Regulatory Biology Laboratory (A.C., T. Lin, T. Le, C.L., S.P.), Salk Institute for Biological Studies, La Jolla, CA.
Department of Nutrition and Integrative Physiology, University of Utah, Salt Lake City (A.C.).
Arterioscler Thromb Vasc Biol. 2024 Sep;44(9):2069-2087. doi: 10.1161/ATVBAHA.124.320998. Epub 2024 Aug 1.
Dyslipidemia increases cardiovascular disease risk, the leading cause of death worldwide. Under time-restricted feeding (TRF), wherein food intake is restricted to a consistent window of <12 hours, weight gain, glucose intolerance, inflammation, dyslipidemia, and hypercholesterolemia are all reduced in mice fed an obesogenic diet. LDLR (low-density lipoprotein receptor) mutations are a major cause of familial hypercholesterolemia and early-onset cardiovascular disease.
We subjected benchmark preclinical models, mice lacking LDLR-knockout or ApoE knockout to ad libitum feeding of an isocaloric atherogenic diet either ad libitum or 9 hours TRF for up to 13 weeks and assessed disease development, mechanism, and global changes in hepatic gene expression and plasma lipids. In a regression model, a subset of LDLR-knockout mice were ad libitum fed and then subject to TRF.

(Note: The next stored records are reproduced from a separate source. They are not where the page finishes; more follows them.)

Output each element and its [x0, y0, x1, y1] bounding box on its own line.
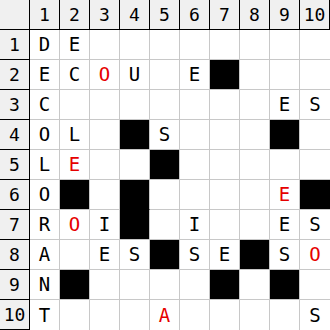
cell-r1-c2[interactable]: E [60, 30, 90, 60]
cell-r4-c5[interactable]: S [150, 120, 180, 150]
cell-r5-c1[interactable]: L [30, 150, 60, 180]
cell-r2-c10[interactable] [300, 60, 330, 90]
cell-r6-c9[interactable]: E [270, 180, 300, 210]
cell-r1-c8[interactable] [240, 30, 270, 60]
column-header-9: 9 [270, 0, 300, 30]
cell-r5-c10[interactable] [300, 150, 330, 180]
column-header-1: 1 [30, 0, 60, 30]
cell-r8-c6[interactable]: S [180, 240, 210, 270]
cell-r1-c3[interactable] [90, 30, 120, 60]
row-header-9: 9 [0, 270, 30, 300]
cell-r2-c8[interactable] [240, 60, 270, 90]
cell-r6-c3[interactable] [90, 180, 120, 210]
cell-r5-c7[interactable] [210, 150, 240, 180]
cell-r7-c1[interactable]: R [30, 210, 60, 240]
row-header-1: 1 [0, 30, 30, 60]
cell-r10-c8[interactable] [240, 300, 270, 330]
cell-r5-c3[interactable] [90, 150, 120, 180]
cell-r10-c1[interactable]: T [30, 300, 60, 330]
cell-r1-c5[interactable] [150, 30, 180, 60]
cell-r4-c2[interactable]: L [60, 120, 90, 150]
cell-r6-c8[interactable] [240, 180, 270, 210]
cell-r4-c8[interactable] [240, 120, 270, 150]
cell-r6-c5[interactable] [150, 180, 180, 210]
cell-r3-c7[interactable] [210, 90, 240, 120]
cell-r7-c9[interactable]: E [270, 210, 300, 240]
cell-r4-c4 [120, 120, 150, 150]
cell-r10-c7[interactable] [210, 300, 240, 330]
cell-r7-c2[interactable]: O [60, 210, 90, 240]
cell-r8-c4[interactable]: S [120, 240, 150, 270]
cell-r3-c10[interactable]: S [300, 90, 330, 120]
cell-r3-c5[interactable] [150, 90, 180, 120]
cell-r4-c7[interactable] [210, 120, 240, 150]
cell-r5-c6[interactable] [180, 150, 210, 180]
cell-r10-c10[interactable]: S [300, 300, 330, 330]
cell-r4-c1[interactable]: O [30, 120, 60, 150]
cell-r2-c2[interactable]: C [60, 60, 90, 90]
cell-r9-c1[interactable]: N [30, 270, 60, 300]
cell-r6-c10 [300, 180, 330, 210]
column-header-2: 2 [60, 0, 90, 30]
cell-r1-c1[interactable]: D [30, 30, 60, 60]
cell-r9-c9 [270, 270, 300, 300]
column-header-3: 3 [90, 0, 120, 30]
column-header-8: 8 [240, 0, 270, 30]
row-header-7: 7 [0, 210, 30, 240]
cell-r2-c4[interactable]: U [120, 60, 150, 90]
cell-r8-c5 [150, 240, 180, 270]
cell-r5-c8[interactable] [240, 150, 270, 180]
column-header-4: 4 [120, 0, 150, 30]
cell-r9-c8[interactable] [240, 270, 270, 300]
cell-r10-c9[interactable] [270, 300, 300, 330]
cell-r2-c6[interactable]: E [180, 60, 210, 90]
cell-r6-c1[interactable]: O [30, 180, 60, 210]
cell-r1-c4[interactable] [120, 30, 150, 60]
cell-r9-c4[interactable] [120, 270, 150, 300]
cell-r9-c3[interactable] [90, 270, 120, 300]
cell-r6-c4 [120, 180, 150, 210]
cell-r7-c7[interactable] [210, 210, 240, 240]
cell-r3-c9[interactable]: E [270, 90, 300, 120]
cell-r2-c3[interactable]: O [90, 60, 120, 90]
row-header-3: 3 [0, 90, 30, 120]
cell-r3-c3[interactable] [90, 90, 120, 120]
cell-r10-c4[interactable] [120, 300, 150, 330]
row-header-2: 2 [0, 60, 30, 90]
cell-r3-c4[interactable] [120, 90, 150, 120]
cell-r1-c6[interactable] [180, 30, 210, 60]
cell-r3-c2[interactable] [60, 90, 90, 120]
cell-r2-c1[interactable]: E [30, 60, 60, 90]
cell-r9-c7 [210, 270, 240, 300]
crossword-board: 123456789101DE2ECOUE3CES4OLS5LE6OE7ROIIE… [0, 0, 330, 330]
cell-r6-c2 [60, 180, 90, 210]
cell-r7-c5[interactable] [150, 210, 180, 240]
cell-r1-c7[interactable] [210, 30, 240, 60]
cell-r10-c6[interactable] [180, 300, 210, 330]
cell-r9-c10[interactable] [300, 270, 330, 300]
cell-r8-c9[interactable]: S [270, 240, 300, 270]
cell-r4-c9 [270, 120, 300, 150]
cell-r7-c10[interactable]: S [300, 210, 330, 240]
row-header-6: 6 [0, 180, 30, 210]
cell-r4-c10[interactable] [300, 120, 330, 150]
cell-r1-c9[interactable] [270, 30, 300, 60]
column-header-5: 5 [150, 0, 180, 30]
cell-r9-c2 [60, 270, 90, 300]
cell-r3-c1[interactable]: C [30, 90, 60, 120]
cell-r8-c8 [240, 240, 270, 270]
cell-r8-c10[interactable]: O [300, 240, 330, 270]
cell-r4-c3[interactable] [90, 120, 120, 150]
cell-r10-c2[interactable] [60, 300, 90, 330]
cell-r2-c5[interactable] [150, 60, 180, 90]
cell-r10-c5[interactable]: A [150, 300, 180, 330]
row-header-5: 5 [0, 150, 30, 180]
cell-r4-c6[interactable] [180, 120, 210, 150]
cell-r2-c9[interactable] [270, 60, 300, 90]
column-header-7: 7 [210, 0, 240, 30]
cell-r3-c8[interactable] [240, 90, 270, 120]
cell-r5-c2[interactable]: E [60, 150, 90, 180]
cell-r3-c6[interactable] [180, 90, 210, 120]
cell-r5-c4[interactable] [120, 150, 150, 180]
cell-r2-c7 [210, 60, 240, 90]
cell-r7-c8[interactable] [240, 210, 270, 240]
cell-r7-c3[interactable]: I [90, 210, 120, 240]
row-header-8: 8 [0, 240, 30, 270]
cell-r7-c6[interactable]: I [180, 210, 210, 240]
corner-cell [0, 0, 30, 30]
cell-r6-c7[interactable] [210, 180, 240, 210]
row-header-4: 4 [0, 120, 30, 150]
cell-r5-c5 [150, 150, 180, 180]
cell-r10-c3[interactable] [90, 300, 120, 330]
cell-r8-c7[interactable]: E [210, 240, 240, 270]
cell-r8-c1[interactable]: A [30, 240, 60, 270]
cell-r8-c2[interactable] [60, 240, 90, 270]
cell-r6-c6[interactable] [180, 180, 210, 210]
cell-r7-c4 [120, 210, 150, 240]
cell-r9-c6[interactable] [180, 270, 210, 300]
cell-r1-c10[interactable] [300, 30, 330, 60]
cell-r9-c5[interactable] [150, 270, 180, 300]
row-header-10: 10 [0, 300, 30, 330]
column-header-10: 10 [300, 0, 330, 30]
column-header-6: 6 [180, 0, 210, 30]
cell-r5-c9[interactable] [270, 150, 300, 180]
cell-r8-c3[interactable]: E [90, 240, 120, 270]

TRF could significantly attenuate weight gain, hypercholesterolemia, and atherosclerosis in mice lacking the LDLR-knockout mice under experimental conditions of both prevention and regression. In LDLR-knockout mice, increased hepatic expression of genes mediating β-oxidation during fasting is associated with reduced VLDL (very-low-density lipoprotein) secretion and lipid accumulation. Additionally, increased sterol catabolism coupled with fecal loss of cholesterol and bile acids contributes to the atheroprotective effect of TRF. Finally, TRF alone or combined with a cholesterol-free diet can reduce atherosclerosis in LDLR-knockout mice. However, mice lacking ApoE, which is an important protein for hepatic lipoprotein reuptake do not respond to TRF.
In a preclinical animal model, TRF is effective in both the prevention and regression of atherosclerosis in LDLR knockout mice. The results suggest TRF alone or in combination with a low-cholesterol diet can be a lifestyle intervention for reducing cardiovascular disease risk in humans.
血脂异常会增加心血管疾病的风险,这是全球范围内的主要致死原因。在限时进食(TRF)中,即限制在 12 小时内进食,喂食致肥胖饮食的小鼠体重增加、葡萄糖耐量降低、炎症、血脂异常和高胆固醇血症均会减少。LDLR(低密度脂蛋白受体)突变是家族性高胆固醇血症和早发性心血管疾病的主要原因。
我们对基准临床前模型进行了研究,即缺乏 LDLR 基因敲除或 ApoE 基因敲除的小鼠,给予等热量的致动脉粥样硬化饮食,自由进食或限时进食 9 小时,持续长达 13 周,评估疾病发展、机制以及肝脏基因表达和血浆脂质的整体变化。在回归模型中,一部分 LDLR 基因敲除的小鼠进行自由进食,然后进行限时进食。
TRF 可显著减轻缺乏 LDLR 基因敲除小鼠在实验条件下的体重增加、高胆固醇血症和动脉粥样硬化。在 LDLR 基因敲除小鼠中,禁食期间介导β-氧化的基因在肝脏中的表达增加与 VLDL(极低密度脂蛋白)分泌和脂质积累减少有关。此外,固醇分解代谢增加,加上胆固醇和胆汁酸的粪便丢失,有助于 TRF 的抗动脉粥样硬化作用。最后,TRF 单独或与无胆固醇饮食联合使用可减少 LDLR 基因敲除小鼠的动脉粥样硬化。但是,缺乏 ApoE 的小鼠则不会对 TRF 产生反应,ApoE 是肝脏脂蛋白再摄取的重要蛋白。
在临床前动物模型中,TRF 对 LDLR 基因敲除小鼠的动脉粥样硬化的预防和逆转均有效。结果表明,TRF 单独或与低胆固醇饮食联合使用可能是降低人类心血管疾病风险的生活方式干预措施。